流通過程でコメ価格はどう上昇するのか

米の流通経路の中で、どれだけの価格上乗せがされているのかを農水省のデータから分析すると、JAなどの大手集荷業者から卸売業者へ移る際に約1000円程度の上乗せがあります。これは妥当な金額と思われますが、卸売業者から小売りへ移る段階では1万円以上の上乗せが発生しています。

この価格上昇の理由を卸売業者に取材したところ、玄米の精米コスト、袋詰めのコスト(袋自体が数年前の倍以上の価格)、輸送費や人件費の高騰などが挙げられました。これらの理由から、卸売業者としても価格圧縮の余地は少ないと説明しています。

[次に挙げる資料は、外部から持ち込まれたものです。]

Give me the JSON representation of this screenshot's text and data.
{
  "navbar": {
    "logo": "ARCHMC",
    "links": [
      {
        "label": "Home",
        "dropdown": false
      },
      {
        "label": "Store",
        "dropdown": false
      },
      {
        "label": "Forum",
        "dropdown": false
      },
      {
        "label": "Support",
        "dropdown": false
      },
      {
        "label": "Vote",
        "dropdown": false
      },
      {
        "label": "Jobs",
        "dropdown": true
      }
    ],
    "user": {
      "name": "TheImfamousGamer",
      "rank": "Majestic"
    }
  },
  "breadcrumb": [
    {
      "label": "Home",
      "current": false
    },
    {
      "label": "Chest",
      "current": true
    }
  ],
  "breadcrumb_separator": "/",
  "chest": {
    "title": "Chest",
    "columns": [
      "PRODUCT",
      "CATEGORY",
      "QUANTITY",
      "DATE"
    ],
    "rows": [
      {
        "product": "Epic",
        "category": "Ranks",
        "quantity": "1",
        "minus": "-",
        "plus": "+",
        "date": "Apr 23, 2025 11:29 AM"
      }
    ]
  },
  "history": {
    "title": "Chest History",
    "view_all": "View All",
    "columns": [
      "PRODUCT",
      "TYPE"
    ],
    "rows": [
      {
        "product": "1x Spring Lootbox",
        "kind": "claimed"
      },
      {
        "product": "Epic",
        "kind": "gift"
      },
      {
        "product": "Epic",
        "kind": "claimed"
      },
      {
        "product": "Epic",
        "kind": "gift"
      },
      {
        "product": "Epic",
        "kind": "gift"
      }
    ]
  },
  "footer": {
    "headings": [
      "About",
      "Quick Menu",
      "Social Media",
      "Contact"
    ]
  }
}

既存の流通経路では価格低減が難しいため、小泉農水大臣は競争入札から「随意契約」へと方式を変更する方針を示しました。随意契約とは、政府が売り渡し先や価格を任意で決定し、直接契約する方式です。

ただしこの方式には、透明性の確保という課題があります。多くの業者が備蓄米を欲しがる中で、特定の業者だけが有利になると汚職の温床になる可能性も指摘されています。小泉大臣としては、契約の透明性を担保しつつも、スピード感を優先して随意契約を選択したと見られています。

さらに興味深い展開として、小泉農水大臣は楽天グループの三木谷社長と会談し、ネット販売も含めた新たな流通形態の模索を示唆しました。楽天サイトを通じた備蓄米販売も検討されているようです。

しかし、コメの流通は長年かけて構築された経路があり、それを大きく変更することへの反発も予想されます。実際にJA関係者に取材したところ、この新方針に対して強い懸念が示されたとのことです。この新たな取り組みが実際に機能するのか、既存の流通経路との共存は可能なのか、今後の展開が注目されます。